Ao longo dos anos oitocentos, e pelo menos até quase suas últimas décadas, as atividades de limpeza corporal eram reduzidas à lavagem de algumas partes do corpo. Para tanto, fazia-se uso da bacia com gomil (jarro de boca estreita), que servia para as pessoas lavarem o rosto e as mãos logo pela manhã. Bacias ou outros recipientes de louça eram objetos obrigatórios nos quartos das fazendas e engenhos, numa época em que não havia casas-de-banho ou água canalizada.

Viajantes que passaram pelo Brasil naquela época registraram seu espanto com a falta de hábitos higiênicos mais completos. Isto porque, entre os habitantes, era costume tomar no máximo quatro banhos por ano, quando se trocava a roupa de cima, enquanto a de baixo nunca era mudada. Tais peças íntimas, quando apodrecidas, eram atiradas ao lixo. Em relação aos banhos, a água era colocada numa tina, tendo o chefe de família o direito inquestionável de ser o primeiro a usá-la, sendo seguido pela mulher, pelos demais adultos e pelas crianças por ordem de idade, terminando pelos bebês, todos esfregados pelas mucamas, porém sempre sem substituir a água que, ao final de todas as lavagens, logicamente mostrava-se fétida e quase negra.
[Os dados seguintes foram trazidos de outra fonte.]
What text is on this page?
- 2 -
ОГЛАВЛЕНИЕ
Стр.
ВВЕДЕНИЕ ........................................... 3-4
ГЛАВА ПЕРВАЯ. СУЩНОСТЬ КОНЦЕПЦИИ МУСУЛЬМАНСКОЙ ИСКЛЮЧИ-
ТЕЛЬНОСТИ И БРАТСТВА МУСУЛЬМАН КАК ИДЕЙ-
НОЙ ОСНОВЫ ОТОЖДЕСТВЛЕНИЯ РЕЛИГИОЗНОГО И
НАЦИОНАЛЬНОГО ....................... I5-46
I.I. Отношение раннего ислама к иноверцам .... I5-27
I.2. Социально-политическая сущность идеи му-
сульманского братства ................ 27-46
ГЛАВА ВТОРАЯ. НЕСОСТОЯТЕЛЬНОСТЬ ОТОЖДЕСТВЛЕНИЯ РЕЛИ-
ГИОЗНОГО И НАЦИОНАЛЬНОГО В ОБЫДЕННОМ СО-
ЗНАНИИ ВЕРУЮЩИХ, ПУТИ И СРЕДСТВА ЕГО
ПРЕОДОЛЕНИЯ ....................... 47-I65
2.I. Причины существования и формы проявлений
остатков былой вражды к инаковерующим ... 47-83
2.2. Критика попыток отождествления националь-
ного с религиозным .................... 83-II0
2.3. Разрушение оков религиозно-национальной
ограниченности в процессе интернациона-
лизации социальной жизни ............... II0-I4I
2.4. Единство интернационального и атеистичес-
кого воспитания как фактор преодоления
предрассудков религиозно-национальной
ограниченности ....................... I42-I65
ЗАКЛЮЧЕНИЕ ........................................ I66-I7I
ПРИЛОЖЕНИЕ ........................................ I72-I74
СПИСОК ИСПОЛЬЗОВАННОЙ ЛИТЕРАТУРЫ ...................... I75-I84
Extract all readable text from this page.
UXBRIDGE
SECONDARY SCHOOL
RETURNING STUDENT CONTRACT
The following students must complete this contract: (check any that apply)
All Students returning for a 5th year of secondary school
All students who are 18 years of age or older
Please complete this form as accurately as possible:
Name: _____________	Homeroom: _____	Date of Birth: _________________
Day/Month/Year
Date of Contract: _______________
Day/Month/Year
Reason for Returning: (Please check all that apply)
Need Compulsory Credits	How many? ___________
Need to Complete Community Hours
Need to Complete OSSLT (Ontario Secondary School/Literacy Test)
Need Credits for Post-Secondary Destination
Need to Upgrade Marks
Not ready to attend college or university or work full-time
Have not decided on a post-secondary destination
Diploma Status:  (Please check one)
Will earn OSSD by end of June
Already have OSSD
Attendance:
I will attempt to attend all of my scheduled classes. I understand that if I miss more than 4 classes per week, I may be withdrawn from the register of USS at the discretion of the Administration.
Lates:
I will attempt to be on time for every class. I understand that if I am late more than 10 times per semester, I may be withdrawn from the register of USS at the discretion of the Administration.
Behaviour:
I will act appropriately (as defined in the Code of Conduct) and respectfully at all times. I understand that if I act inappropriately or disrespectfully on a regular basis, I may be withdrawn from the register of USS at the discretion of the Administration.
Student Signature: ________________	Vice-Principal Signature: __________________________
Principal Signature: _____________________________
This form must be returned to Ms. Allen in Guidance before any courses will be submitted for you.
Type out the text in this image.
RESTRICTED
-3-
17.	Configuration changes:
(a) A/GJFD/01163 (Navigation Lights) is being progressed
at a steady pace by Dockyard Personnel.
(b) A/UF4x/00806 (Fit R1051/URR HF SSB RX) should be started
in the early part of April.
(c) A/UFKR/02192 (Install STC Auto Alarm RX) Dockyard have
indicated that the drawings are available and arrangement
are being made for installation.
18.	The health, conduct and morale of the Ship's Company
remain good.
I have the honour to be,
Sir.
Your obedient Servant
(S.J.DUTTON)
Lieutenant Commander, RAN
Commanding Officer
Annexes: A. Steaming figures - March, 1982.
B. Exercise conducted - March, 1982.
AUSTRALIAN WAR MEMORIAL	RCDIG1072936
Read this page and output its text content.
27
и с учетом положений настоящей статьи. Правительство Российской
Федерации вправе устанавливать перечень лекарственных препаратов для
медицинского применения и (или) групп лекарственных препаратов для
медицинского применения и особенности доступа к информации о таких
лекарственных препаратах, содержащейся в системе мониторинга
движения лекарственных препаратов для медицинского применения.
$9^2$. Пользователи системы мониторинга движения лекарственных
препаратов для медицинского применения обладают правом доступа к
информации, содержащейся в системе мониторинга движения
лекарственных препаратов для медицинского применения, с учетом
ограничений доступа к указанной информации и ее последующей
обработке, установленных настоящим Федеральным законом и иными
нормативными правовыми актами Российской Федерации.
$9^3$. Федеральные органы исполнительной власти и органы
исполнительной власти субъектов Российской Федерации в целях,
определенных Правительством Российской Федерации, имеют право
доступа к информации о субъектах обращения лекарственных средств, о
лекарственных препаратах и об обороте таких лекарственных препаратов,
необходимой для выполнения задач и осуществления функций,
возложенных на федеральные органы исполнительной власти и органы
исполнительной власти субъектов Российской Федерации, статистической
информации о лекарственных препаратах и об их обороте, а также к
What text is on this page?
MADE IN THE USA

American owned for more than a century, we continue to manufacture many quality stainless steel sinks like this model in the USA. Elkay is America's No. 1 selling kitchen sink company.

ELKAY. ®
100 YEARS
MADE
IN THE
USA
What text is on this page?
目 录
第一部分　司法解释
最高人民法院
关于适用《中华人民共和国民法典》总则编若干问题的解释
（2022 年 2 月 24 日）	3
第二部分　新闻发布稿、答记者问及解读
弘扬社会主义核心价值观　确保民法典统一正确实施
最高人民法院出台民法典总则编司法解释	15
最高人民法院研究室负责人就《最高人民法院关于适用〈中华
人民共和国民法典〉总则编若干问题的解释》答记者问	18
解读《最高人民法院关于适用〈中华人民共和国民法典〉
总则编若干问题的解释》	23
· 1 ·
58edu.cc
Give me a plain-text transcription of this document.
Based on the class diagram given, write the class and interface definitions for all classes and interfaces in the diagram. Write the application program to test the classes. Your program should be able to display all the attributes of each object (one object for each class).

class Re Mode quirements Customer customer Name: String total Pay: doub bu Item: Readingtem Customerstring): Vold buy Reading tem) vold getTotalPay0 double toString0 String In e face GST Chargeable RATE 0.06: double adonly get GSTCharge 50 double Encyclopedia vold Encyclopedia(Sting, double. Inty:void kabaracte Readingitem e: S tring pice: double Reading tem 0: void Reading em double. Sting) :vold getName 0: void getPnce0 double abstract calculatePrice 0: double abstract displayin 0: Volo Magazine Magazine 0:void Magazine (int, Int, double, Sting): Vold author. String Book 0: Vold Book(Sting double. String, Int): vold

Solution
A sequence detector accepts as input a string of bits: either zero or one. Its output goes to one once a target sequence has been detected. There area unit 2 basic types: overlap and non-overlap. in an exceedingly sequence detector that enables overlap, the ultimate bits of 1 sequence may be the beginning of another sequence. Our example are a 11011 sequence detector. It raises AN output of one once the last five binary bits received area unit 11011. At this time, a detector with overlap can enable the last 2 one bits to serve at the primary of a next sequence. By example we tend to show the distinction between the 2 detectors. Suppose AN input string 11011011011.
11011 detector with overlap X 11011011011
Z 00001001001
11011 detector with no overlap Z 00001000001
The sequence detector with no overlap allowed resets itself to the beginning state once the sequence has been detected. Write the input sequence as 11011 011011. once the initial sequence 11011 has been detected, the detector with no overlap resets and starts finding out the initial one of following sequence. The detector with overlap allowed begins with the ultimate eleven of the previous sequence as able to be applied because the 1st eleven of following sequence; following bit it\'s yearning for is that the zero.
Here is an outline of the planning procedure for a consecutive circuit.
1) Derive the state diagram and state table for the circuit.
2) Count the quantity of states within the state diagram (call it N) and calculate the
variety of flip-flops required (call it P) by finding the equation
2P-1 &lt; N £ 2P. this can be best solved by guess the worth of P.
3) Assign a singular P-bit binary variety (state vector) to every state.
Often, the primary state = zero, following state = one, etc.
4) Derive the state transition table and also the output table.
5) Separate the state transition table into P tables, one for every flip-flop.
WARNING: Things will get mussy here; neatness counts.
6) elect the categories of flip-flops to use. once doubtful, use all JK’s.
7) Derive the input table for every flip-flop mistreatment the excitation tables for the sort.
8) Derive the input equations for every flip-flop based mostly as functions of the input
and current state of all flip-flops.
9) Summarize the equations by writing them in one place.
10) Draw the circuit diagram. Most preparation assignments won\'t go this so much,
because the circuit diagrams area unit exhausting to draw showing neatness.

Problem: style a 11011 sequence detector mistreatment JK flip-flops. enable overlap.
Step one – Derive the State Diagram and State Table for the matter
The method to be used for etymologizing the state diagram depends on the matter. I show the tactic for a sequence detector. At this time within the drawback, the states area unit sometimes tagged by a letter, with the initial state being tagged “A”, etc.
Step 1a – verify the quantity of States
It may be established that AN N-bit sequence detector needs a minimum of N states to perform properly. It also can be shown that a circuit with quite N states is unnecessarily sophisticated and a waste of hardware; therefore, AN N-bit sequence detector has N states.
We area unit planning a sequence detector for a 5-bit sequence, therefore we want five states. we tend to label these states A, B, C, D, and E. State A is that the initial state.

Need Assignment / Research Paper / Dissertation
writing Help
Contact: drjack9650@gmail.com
Não há registro confiável que informe a época em que os banheiros - ou, pelo menos, lavatórios mais higiênicos - surgiram nas casas-grandes das fazendas e engenhos do Vale do Paraíba. Sabe-se, contudo, que em meados do século XX muitas propriedades já tinham introduzido melhorias estruturais e arquitetônicas em seus espaços internos, transformando algumas áreas em espaços destinados ao uso privativo tanto de moradores quanto de visitantes, com isso eliminando, nos quintais, as históricas "casinhas sanitárias" (ver imagem) de séculos anteriores.